The title of this book had 'buzzword bingo' written all over it and the foreword (by the CEO of the company employing the author) does nothing to quell that fear by describing the author as 'the World's leading expert in EJB design patterns'.
Despite this lavish introduction, the first half of this book actually delivers pretty well what it says on the tin; a Gang-of-Four (GOF) specifically for EJB developers. A number of the GOF patterns are revisited here (e.g. Command, Facade) but they are placed into the EJB context well. The level of example code to text and diagrams is very well thought out, with just enough code to allow simple application of the techniques discussed.

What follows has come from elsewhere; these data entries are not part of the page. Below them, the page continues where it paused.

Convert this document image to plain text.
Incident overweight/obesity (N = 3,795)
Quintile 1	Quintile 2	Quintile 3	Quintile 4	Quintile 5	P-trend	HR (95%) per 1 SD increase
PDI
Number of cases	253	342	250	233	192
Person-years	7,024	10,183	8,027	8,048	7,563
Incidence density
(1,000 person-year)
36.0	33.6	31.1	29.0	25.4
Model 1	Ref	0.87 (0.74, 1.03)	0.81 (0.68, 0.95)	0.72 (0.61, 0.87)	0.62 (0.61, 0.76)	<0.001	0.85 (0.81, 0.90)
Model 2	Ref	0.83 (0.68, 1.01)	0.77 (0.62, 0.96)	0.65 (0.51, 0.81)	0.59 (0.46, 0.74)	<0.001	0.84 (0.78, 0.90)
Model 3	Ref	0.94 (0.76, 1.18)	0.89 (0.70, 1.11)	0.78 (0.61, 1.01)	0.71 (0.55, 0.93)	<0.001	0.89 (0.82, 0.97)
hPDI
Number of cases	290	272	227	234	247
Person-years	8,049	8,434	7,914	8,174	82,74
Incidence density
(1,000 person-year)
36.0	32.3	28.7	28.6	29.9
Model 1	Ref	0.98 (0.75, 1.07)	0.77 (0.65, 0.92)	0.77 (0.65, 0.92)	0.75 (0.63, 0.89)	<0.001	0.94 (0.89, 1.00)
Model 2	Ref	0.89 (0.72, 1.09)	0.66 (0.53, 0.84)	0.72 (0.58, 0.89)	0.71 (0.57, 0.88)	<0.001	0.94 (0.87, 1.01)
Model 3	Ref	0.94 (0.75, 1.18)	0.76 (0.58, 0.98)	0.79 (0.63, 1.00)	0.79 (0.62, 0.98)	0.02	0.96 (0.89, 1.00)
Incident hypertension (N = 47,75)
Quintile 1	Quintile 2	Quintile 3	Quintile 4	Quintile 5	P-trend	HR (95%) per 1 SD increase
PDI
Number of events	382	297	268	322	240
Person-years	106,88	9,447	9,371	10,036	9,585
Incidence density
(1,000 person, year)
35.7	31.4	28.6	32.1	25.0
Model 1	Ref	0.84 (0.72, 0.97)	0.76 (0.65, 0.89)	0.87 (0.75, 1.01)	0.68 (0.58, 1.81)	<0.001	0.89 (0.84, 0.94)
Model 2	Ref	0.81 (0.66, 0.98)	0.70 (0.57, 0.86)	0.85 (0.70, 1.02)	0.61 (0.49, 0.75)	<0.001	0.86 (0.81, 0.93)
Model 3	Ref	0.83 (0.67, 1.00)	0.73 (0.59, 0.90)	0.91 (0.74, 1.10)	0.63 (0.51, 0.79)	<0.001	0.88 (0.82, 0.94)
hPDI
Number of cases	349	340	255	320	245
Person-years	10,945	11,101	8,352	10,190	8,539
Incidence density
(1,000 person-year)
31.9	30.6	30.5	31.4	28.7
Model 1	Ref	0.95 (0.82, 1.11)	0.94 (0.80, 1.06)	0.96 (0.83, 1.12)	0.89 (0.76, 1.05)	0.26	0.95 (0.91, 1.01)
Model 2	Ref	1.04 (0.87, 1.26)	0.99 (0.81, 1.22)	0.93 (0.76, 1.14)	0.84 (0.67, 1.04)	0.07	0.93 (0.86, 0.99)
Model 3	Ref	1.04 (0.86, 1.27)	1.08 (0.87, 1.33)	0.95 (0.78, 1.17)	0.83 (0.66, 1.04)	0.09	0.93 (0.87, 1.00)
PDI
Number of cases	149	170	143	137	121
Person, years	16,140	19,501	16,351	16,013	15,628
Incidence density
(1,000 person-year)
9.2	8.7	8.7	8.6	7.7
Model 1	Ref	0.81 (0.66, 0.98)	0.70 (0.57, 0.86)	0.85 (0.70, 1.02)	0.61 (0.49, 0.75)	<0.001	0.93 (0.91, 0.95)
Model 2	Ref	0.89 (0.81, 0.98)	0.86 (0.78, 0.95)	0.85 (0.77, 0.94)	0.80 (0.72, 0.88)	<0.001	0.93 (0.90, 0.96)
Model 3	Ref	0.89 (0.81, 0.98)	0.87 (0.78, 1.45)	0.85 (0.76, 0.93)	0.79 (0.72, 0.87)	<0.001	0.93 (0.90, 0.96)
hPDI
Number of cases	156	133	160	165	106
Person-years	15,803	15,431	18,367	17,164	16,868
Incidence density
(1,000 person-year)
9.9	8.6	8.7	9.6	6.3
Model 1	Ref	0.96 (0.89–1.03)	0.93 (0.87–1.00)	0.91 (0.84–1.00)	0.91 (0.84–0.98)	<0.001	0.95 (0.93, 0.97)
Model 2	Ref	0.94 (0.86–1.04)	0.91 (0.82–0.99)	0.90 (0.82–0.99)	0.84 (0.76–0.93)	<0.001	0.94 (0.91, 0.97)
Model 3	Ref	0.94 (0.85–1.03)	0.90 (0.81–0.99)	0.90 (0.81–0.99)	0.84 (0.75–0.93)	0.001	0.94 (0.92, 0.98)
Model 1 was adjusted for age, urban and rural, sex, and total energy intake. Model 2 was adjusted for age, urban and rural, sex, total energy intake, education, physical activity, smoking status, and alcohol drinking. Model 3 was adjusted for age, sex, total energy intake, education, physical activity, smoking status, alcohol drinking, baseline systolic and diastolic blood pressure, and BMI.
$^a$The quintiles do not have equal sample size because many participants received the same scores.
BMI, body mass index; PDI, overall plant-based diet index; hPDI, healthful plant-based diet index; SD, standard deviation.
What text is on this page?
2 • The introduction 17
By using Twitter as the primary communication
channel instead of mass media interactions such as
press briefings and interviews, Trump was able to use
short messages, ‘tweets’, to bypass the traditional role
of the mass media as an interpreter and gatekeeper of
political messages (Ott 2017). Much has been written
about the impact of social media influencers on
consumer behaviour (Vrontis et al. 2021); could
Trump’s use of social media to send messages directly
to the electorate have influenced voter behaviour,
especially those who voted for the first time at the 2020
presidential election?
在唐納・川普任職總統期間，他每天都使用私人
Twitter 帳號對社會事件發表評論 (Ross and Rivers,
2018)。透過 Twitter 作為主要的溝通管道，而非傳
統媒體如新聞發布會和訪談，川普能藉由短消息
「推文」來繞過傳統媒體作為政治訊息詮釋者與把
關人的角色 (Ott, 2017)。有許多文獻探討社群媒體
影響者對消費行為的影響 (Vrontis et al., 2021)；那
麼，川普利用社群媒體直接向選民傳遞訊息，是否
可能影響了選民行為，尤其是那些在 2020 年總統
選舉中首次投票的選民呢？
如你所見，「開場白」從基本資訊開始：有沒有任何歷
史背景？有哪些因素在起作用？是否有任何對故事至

However somewhere around half-time the author embarks on a second completely different book, covering the ant and JUnit tools and discussing alternatives to entity EJBs. This is then compounded with a few minor niggles in the code examples - the EJBHomeFactory implementation has the author in angst over thread-safe initialisation of the singleton. (Unfortunately he appears to have not come across the double-locking optimisation).
I would have to recommend the first half of this book to any EJB developer; unfortunately the second half (and its copious code listings) let the side down somewhat. If the book's title had allowed some servlet coverage then it might have allowed a sensible page count with the same quality as the first half. Roll on a second edition with maybe some servlet patterns and the 2nd half deleted.
Recommended (just).
Highly recommended for all but beginners.